Friday is Juneteenth, the holiday celebrating the end of slavery in the United States. As part of the celebration in Utah, Robert Burch, the president of the state’s Afro-American Historical and Genealogical Society, is encouraging Black Utahns to research their family story.
“In 1865 when slaves were freed, there were four million people whose stories had not been told,” Burch said. “So whatever perception of what we had before the end of the Civil war is inaccurate and untrue simply because we don’t have those people’s stories.”
Burch led a family history and genealogy workshop Monday night as part of the Juneteenth Freedom and Heritage Festival.
“The problem is we haven’t documented the history to help explain why we are where we are now,” Burch said. “There is a very clear narrative that shows how we got to racism in Salt Lake City. And so we can’t keep dismissing [and saying] that the history is not important because it explains why people are marching in the streets.”

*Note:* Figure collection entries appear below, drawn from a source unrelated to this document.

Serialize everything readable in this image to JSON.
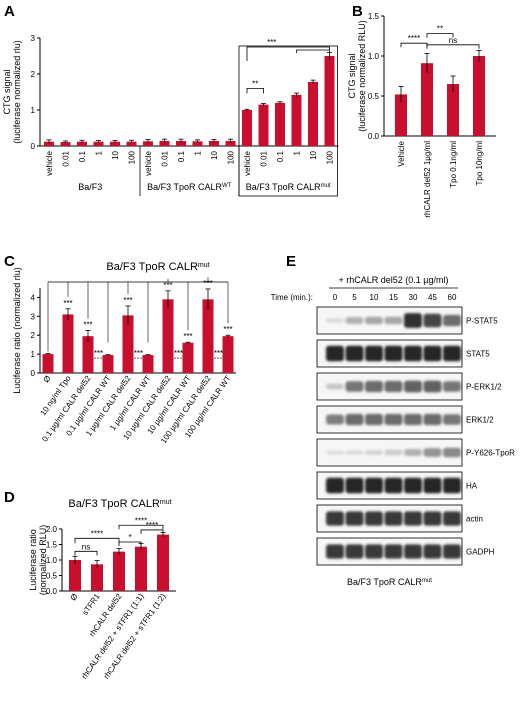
{
  "colors": {
    "bar": "#c8102e",
    "axis": "#000000",
    "blot_band": "#1a1a1a"
  },
  "panels": {
    "A": {
      "letter": "A"
    },
    "B": {
      "letter": "B"
    },
    "C": {
      "letter": "C"
    },
    "D": {
      "letter": "D"
    },
    "E": {
      "letter": "E"
    }
  },
  "chart_data": [
    {
      "panel": "A",
      "type": "bar",
      "ylabel": [
        "CTG signal",
        "(luciferase normalized rlu)"
      ],
      "ylim": [
        0,
        3
      ],
      "yticks": [
        0,
        1,
        2,
        3
      ],
      "categories": [
        "vehicle",
        "0.01",
        "0.1",
        "1",
        "10",
        "100",
        "vehicle",
        "0.01",
        "0.1",
        "1",
        "10",
        "100",
        "vehicle",
        "0.01",
        "0.1",
        "1",
        "10",
        "100"
      ],
      "values": [
        0.12,
        0.11,
        0.12,
        0.12,
        0.12,
        0.12,
        0.13,
        0.14,
        0.14,
        0.13,
        0.14,
        0.14,
        1.0,
        1.15,
        1.2,
        1.42,
        1.78,
        2.5
      ],
      "errors": [
        0.05,
        0.03,
        0.04,
        0.03,
        0.03,
        0.04,
        0.05,
        0.05,
        0.05,
        0.04,
        0.04,
        0.05,
        0.02,
        0.03,
        0.03,
        0.05,
        0.05,
        0.1
      ],
      "groups": [
        {
          "label": "Ba/F3",
          "sup": "",
          "range": [
            0,
            5
          ]
        },
        {
          "label": "Ba/F3 TpoR CALR",
          "sup": "WT",
          "range": [
            6,
            11
          ]
        },
        {
          "label": "Ba/F3 TpoR CALR",
          "sup": "mut",
          "range": [
            12,
            17
          ]
        }
      ],
      "box_range": [
        12,
        17
      ],
      "significance": [
        {
          "label": "**",
          "from": 12,
          "to": 13
        },
        {
          "label": "***",
          "from": 12,
          "to": 17
        }
      ]
    },
    {
      "panel": "B",
      "type": "bar",
      "ylabel": [
        "CTG signal",
        "(luciferase normalized RLU)"
      ],
      "ylim": [
        0,
        1.5
      ],
      "yticks": [
        "0.0",
        "0.5",
        "1.0",
        "1.5"
      ],
      "categories": [
        "Vehicle",
        "rhCALR del52 1µg/ml",
        "Tpo 0.1ng/ml",
        "Tpo 10ng/ml"
      ],
      "values": [
        0.52,
        0.91,
        0.65,
        1.0
      ],
      "errors": [
        0.1,
        0.12,
        0.1,
        0.07
      ],
      "significance": [
        {
          "label": "****",
          "from": 0,
          "to": 1
        },
        {
          "label": "**",
          "from": 1,
          "to": 2
        },
        {
          "label": "ns",
          "from": 1,
          "to": 3
        }
      ]
    },
    {
      "panel": "C",
      "type": "bar",
      "title": "Ba/F3 TpoR CALR",
      "title_sup": "mut",
      "ylabel": [
        "Luciferase ratio (normalized rlu)"
      ],
      "ylim": [
        0,
        4.5
      ],
      "yticks": [
        0,
        1,
        2,
        3,
        4
      ],
      "categories": [
        "Ø",
        "10 ng/ml Tpo",
        "0.1 µg/ml CALR del52",
        "0.1 µg/ml CALR WT",
        "1 µg/ml CALR del52",
        "1 µg/ml CALR WT",
        "10 µg/ml CALR del52",
        "10 µg/ml CALR WT",
        "100 µg/ml CALR del52",
        "100 µg/ml CALR WT"
      ],
      "values": [
        1.0,
        3.1,
        1.95,
        0.95,
        3.05,
        0.95,
        3.9,
        1.6,
        3.9,
        1.95
      ],
      "errors": [
        0.03,
        0.3,
        0.3,
        0.02,
        0.5,
        0.02,
        0.45,
        0.03,
        0.55,
        0.05
      ],
      "stars": [
        "",
        "***",
        "***",
        "",
        "***",
        "",
        "***",
        "***",
        "***",
        "***"
      ],
      "pair_stars": [
        {
          "label": "***",
          "from": 2,
          "to": 3
        },
        {
          "label": "***",
          "from": 4,
          "to": 5
        },
        {
          "label": "***",
          "from": 6,
          "to": 7
        },
        {
          "label": "***",
          "from": 8,
          "to": 9
        }
      ]
    },
    {
      "panel": "D",
      "type": "bar",
      "title": "Ba/F3 TpoR CALR",
      "title_sup": "mut",
      "ylabel": [
        "Luciferase ratio",
        "(normalized RLU)"
      ],
      "ylim": [
        0,
        2.0
      ],
      "yticks": [
        "0.0",
        "0.5",
        "1.0",
        "1.5",
        "2.0"
      ],
      "categories": [
        "Ø",
        "sTFR1",
        "rhCALR del52",
        "rhCALR del52 + sTFR1 (1:1)",
        "rhCALR del52 + sTFR1 (1:2)"
      ],
      "values": [
        1.0,
        0.86,
        1.27,
        1.43,
        1.82
      ],
      "errors": [
        0.12,
        0.12,
        0.1,
        0.1,
        0.07
      ],
      "significance": [
        {
          "label": "ns",
          "from": 0,
          "to": 1
        },
        {
          "label": "****",
          "from": 0,
          "to": 2
        },
        {
          "label": "*",
          "from": 2,
          "to": 3
        },
        {
          "label": "****",
          "from": 3,
          "to": 4
        },
        {
          "label": "****",
          "from": 2,
          "to": 4
        }
      ]
    },
    {
      "panel": "E",
      "type": "table",
      "treatment": "+ rhCALR del52 (0.1 µg/ml)",
      "time_label": "Time (min.):",
      "times": [
        "0",
        "5",
        "10",
        "15",
        "30",
        "45",
        "60"
      ],
      "rows": [
        {
          "label": "P-STAT5",
          "intensity": [
            0.05,
            0.25,
            0.3,
            0.3,
            0.9,
            0.8,
            0.6
          ]
        },
        {
          "label": "STAT5",
          "intensity": [
            0.95,
            0.95,
            0.95,
            0.95,
            0.95,
            0.95,
            0.95
          ]
        },
        {
          "label": "P-ERK1/2",
          "intensity": [
            0.15,
            0.55,
            0.6,
            0.6,
            0.65,
            0.65,
            0.55
          ]
        },
        {
          "label": "ERK1/2",
          "intensity": [
            0.5,
            0.6,
            0.6,
            0.6,
            0.6,
            0.6,
            0.55
          ]
        },
        {
          "label": "P-Y626-TpoR",
          "intensity": [
            0.03,
            0.05,
            0.08,
            0.12,
            0.25,
            0.4,
            0.45
          ]
        },
        {
          "label": "HA",
          "intensity": [
            0.95,
            0.95,
            0.95,
            0.95,
            0.95,
            0.95,
            0.95
          ]
        },
        {
          "label": "actin",
          "intensity": [
            0.85,
            0.85,
            0.85,
            0.85,
            0.85,
            0.85,
            0.85
          ]
        },
        {
          "label": "GADPH",
          "intensity": [
            0.85,
            0.85,
            0.85,
            0.85,
            0.85,
            0.85,
            0.85
          ]
        }
      ],
      "caption": "Ba/F3 TpoR CALR",
      "caption_sup": "mut"
    }
  ]
}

So Burch is trying to encourage and teach Black Utahns to research their genealogy to round out the history of Black people in Utah.
“We’re not trying to rewrite history, what we’re trying to do is complete history because so much of it is lost because the focus has been on the European version of the history,” Burch said. “We need people to start telling those stories so we can get a fuller version of what American history is.”
Burch also wants Black Utahns to keep their journals and documents right now for future generations. History, he says, will be looking back to this moment, and he wants to make sure that black Utahns aren’t left out of the narrative.